AFP, NEAR FALLUJAH, Iraq: Iraqi forces gained new ground from the Islamic State group Saturday in a key area west of the jihadist bastion of Fallujah, security sources said.
Fighters from the army, the police and from the Hashed al-Shaabi—a paramilitary organisation dominated by Tehran-backed Shiite militias—entered the centre of Saqlawiya.
The town lies around 10 kilometres (six miles) northwest of Fallujah and control of the rural area around it is key to cutting off the city which Iraqi forces are trying to retake.
“The Iraqi army’s 14th division and Hashed al-Shaabi stormed the centre of Saqlawiya town from the highway and raised the Iraqi flag,” a statement from the Joint Operations Command said.
Federal police moving from a different direction were also involved in the operation to retake Saqlawiya.
As elite forces are trying to push into the centre of Fallujah, other forces have continued to clear areas around the city to ensure it is completely isolated.
The operation in Saqlawiya is aimed at cutting off Fallujah from Jazirat al-Khaldiyah, an area to the west which IS has been passing through to reach its positions elsewhere.
The Joint Operations Command said a US-led coalition air strike had hit a boatload of IS fighters attempting to flee Fallujah along the Euphrates river, killing all on board.
Fallujah lies just 50 kilometres (30 miles) west of Baghdad and is one of IS’s most emblematic bastions. Iraqi forces launched a major offensive to retake the city on May 22-23.
Meanwhile, Russian-backed Syrian troops pushed into the Islamic State group’s bastion province Raqa Saturday, threatening to catch the jihadists in a pincer movement as US-backed Kurdish-led fighters advance from the north.
The lightning advance from the southwest with Russian air support brought the army to within 40 kilometres (25 miles) of the Euphrates Valley town of Tabqa, site of the country’s biggest dam, the Syrian Observatory of Human Rights said. The dam, 40 kilometres (25 miles) upstream from the jihadists’ de facto Syrian capital Raqa city, is also the target of the Washington-backed offensive which Kurdish-led fighters launched late last month.
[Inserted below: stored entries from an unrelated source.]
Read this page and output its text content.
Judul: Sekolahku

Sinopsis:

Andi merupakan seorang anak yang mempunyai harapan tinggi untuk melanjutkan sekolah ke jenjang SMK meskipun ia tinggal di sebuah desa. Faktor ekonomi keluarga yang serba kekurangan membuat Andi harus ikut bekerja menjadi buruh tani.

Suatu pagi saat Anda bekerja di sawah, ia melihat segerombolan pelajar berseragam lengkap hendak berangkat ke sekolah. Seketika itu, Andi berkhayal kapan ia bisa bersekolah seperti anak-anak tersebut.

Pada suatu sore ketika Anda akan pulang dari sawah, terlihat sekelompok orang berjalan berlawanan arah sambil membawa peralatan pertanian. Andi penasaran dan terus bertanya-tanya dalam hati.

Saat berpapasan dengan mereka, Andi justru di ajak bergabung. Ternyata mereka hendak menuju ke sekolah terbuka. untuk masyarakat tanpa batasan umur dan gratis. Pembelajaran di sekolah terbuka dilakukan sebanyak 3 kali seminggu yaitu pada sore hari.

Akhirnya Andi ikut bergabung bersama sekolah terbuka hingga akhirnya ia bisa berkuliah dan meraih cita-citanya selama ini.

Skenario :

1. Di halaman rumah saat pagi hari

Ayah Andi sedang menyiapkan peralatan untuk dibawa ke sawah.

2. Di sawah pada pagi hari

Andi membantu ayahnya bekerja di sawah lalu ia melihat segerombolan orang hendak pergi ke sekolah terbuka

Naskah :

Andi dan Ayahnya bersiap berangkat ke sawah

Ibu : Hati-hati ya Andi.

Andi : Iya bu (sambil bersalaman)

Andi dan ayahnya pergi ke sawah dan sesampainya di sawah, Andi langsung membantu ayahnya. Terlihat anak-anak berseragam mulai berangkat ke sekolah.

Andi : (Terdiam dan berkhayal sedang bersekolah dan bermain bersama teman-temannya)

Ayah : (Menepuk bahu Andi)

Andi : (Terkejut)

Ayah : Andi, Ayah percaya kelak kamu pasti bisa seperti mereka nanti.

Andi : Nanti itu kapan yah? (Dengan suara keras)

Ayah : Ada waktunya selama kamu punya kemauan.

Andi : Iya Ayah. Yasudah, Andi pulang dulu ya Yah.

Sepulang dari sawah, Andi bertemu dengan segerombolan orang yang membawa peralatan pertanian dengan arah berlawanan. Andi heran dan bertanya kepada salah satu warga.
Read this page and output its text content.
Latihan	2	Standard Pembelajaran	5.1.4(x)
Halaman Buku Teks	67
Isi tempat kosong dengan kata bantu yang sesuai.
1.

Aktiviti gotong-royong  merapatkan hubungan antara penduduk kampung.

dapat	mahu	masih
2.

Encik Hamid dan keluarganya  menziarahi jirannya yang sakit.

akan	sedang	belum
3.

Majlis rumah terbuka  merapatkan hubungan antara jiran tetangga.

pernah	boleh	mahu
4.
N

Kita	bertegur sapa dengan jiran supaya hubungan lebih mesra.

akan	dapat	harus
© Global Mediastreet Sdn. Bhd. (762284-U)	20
It was the first time that government troops had entered Raqa province since they were ousted by IS fighters in August 2014.
Regular army troops were backed by militia newly trained by the regime’s ally Russia, Observatory director Rami Abdel Rahman told AFP. He said that the twin offensives which threaten to cut off IS-held Raqa from jihadist-held territory along the Turkish border raised suspicions that Moscow and Washington were covertly coordinating operations by their respective Syrian allies.
“It seems there has been an undeclared coordination between Washington and Moscow,” he said.